BuzzFeed has had a goal for the past year: Grow its Latino audience. Its mix of content did better among young whites than non-whites, and it was showing up in its traffic. The site decided to take action, and a year later, it’s seen results — results that could have lessons for others hoping to reach an underserved demographic group.
Its main method was a simple one: publishing more content that’s relevant to that audience, editor Ben Smith said today in a memo to BuzzFeed’s staff. In 2014, BuzzFeed published 112 posts under the “Latino” tag, an increase from 15 posts in 2013.
BuzzFeed’s coverage has spanned from news reports on immigration policy and the situation on the U.S.–Mexico border to its traditional turf of lists such as 20 Emojis All Latinos Could Use and 32 Sweet Mexican Treats That You Might Have Forgotten About.
“Our lists and quizzes, many of them focused on what it’s like to live one life or another, had mostly not been about growing up or being Latino,” Smith wrote. “Our news reporting hadn’t had a particularly aggressive focus on one major issue of interest to U.S. Hispanics, immigration, or on the many other great stories about the broad group that now represents about 1 in 5 Americans in their twenties. Our nascent lifestyle coverage similarly had its attention elsewhere.”
The site’s Latino audience is now proportionally larger than its white audience, according to Quantcast data it released along with the memo. Though BuzzFeed didn’t include specific numbers, the site says its Latino audience is now overindexed at 115 (with 100 representing the overall U.S. Internet population) compared to 73 a year earlier.
Smith added that even the posts meant to speak to a certain identity, like “19 Things Your Mexican Mom Hated Hearing From You,” drew audiences beyond their intended target.
“That’s because most of our readers have diverse groups of friends and followers on the social web,” he wrote. “And more broadly, news stories that used to be considered in some way niche — marriage, immigration, and conflict between police and black communities — are perhaps the three biggest domestic stories of the last three years, whatever the audience.”
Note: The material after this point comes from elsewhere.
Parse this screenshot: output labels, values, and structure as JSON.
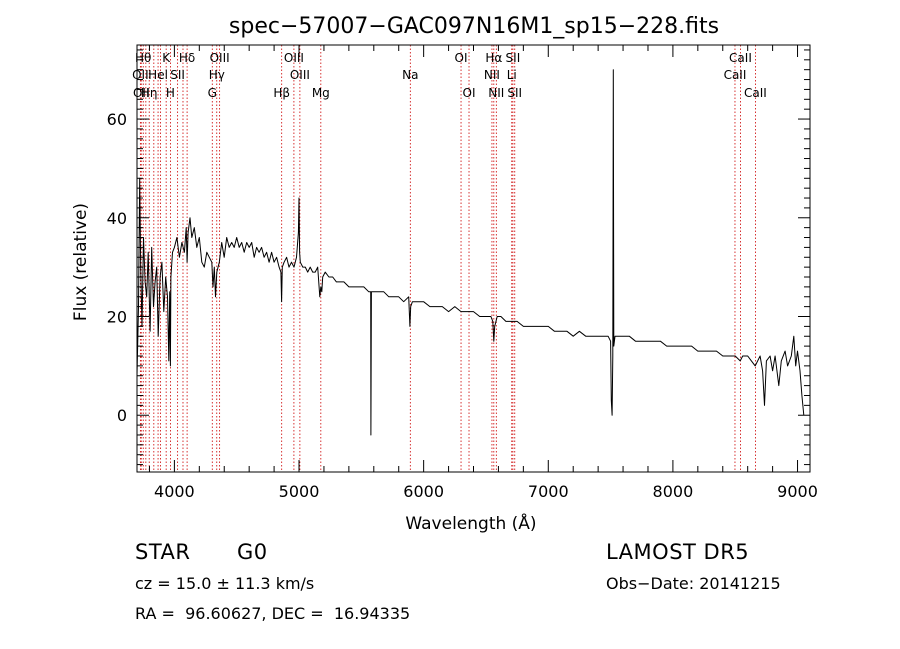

Smith credited Adrian Carrasquillo, who was promoted to editor of BuzzFeed’s Latino coverage last May, as leading the push to broaden the sites coverage of Hispanic issues. BuzzFeed’s editorial staff is 9.8 percent Hispanic, according to an internal study released last October.
In an interview last fall at the Nieman Foundation, Shani Hilton, BuzzFeed’s executive editor for news, told my colleague Caroline O’Donovan that BuzzFeed would continue to make diverse hiring practices a priority as a means to ensure its content reflected its audience. “The fun thing has been in practice that means that the more diversity that you get in your office, the easier it is to get more diversity, because you hire people, you trust them,” she said.